NiCE's earnings call for Q2 reported higher than expected revenues, following a strong quarterly performance for both CXone and CX AI products. This followed a number of international deals including HM Revenue & Customs in the UK it partnership with Capgemini. It would see the government institution utilize CXone across its client-facing services. This came as many organisations started to shift way from traditional contact center models with interactive voice response (IVR) systems. CXone was also implemented across Merlin Entertainment's sites, which include Legoland and Madame Tussauds.

==Products and services==
NiCE specializes in AI and customer experience (CX) software.

===CXone===
CXone is part of NiCE's product offering. In 2021, NiCE surpassed $1 billion in cloud revenue. In March 2023, the platform reached the milestone of having one million users.

In early 2023, NiCE announced conversational CX with ChatGPT-enabled CXone. CX Network magazine stated the offering would be ideal for contact centres where customers were unable to wait for callbacks due to the nature of their inquiry. After working with various regulatory bodies in the European Union, data centers, and also cloud providers, NiCE delivered a CX platform where all data passing through it would remain within the EU.

The platform provides customer service automation. In September 2024, it was announced NiCE was part of a $578 million deal to transform Services Australia. CXone Mpower received a significant update in October 2024.

In March 2025, NiCE announced the launch of CXone Orchestrator. It uses an AI agent to perform and assist in automating customer service tasks, and won Overall Best and Best Innovation in Customer Experience at Enterprise Connect 2025. In 2025, it secured a major deal with the UK’s Department for Work & Pensions, under which CXone would be deployed in a 40,000-seat agreement.

===Cognigy===
NiCE acquired Cognigy in 2025 for $955 million.
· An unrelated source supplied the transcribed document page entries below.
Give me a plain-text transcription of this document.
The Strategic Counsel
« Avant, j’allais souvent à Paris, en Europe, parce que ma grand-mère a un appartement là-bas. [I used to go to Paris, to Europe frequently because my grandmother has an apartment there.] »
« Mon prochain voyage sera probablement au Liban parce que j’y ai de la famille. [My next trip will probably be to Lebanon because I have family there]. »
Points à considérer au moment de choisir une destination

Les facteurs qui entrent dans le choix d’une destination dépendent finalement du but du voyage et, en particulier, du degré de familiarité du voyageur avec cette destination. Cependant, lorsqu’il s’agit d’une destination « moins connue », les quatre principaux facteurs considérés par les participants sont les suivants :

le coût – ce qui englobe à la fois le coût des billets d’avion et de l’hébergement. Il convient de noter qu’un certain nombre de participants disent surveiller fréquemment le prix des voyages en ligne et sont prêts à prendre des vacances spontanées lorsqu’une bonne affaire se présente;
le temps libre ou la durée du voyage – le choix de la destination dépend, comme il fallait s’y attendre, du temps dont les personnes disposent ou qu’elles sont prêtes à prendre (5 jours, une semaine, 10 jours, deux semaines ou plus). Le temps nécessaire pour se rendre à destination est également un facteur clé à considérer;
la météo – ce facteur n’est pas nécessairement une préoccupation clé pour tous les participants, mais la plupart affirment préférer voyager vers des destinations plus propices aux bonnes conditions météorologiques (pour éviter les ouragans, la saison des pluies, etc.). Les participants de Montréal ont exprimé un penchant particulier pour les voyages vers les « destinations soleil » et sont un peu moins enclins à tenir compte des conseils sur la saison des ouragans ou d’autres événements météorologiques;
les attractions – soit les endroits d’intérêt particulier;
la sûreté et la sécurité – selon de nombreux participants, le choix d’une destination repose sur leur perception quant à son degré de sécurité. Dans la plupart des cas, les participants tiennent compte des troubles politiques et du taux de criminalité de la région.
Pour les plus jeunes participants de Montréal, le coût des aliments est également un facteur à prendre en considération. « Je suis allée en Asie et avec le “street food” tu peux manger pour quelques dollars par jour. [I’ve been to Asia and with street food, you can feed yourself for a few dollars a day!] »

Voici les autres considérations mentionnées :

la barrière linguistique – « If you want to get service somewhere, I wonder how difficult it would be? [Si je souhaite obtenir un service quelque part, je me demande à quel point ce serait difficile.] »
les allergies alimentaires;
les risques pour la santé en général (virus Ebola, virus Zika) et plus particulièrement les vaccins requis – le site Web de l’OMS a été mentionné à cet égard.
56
It has developed from its conversational base to become a major agentic AI provider in contact centers in both voice and digital channels. Enhancements during this enhancement have focused on accelerating the deployment of AI agents, including automated agent creation and improved orchestration between AI systems and human agents. This has been achieved through simulation with clearer evaluation of customer conversations for decision makers, which in turn leads to faster deployment.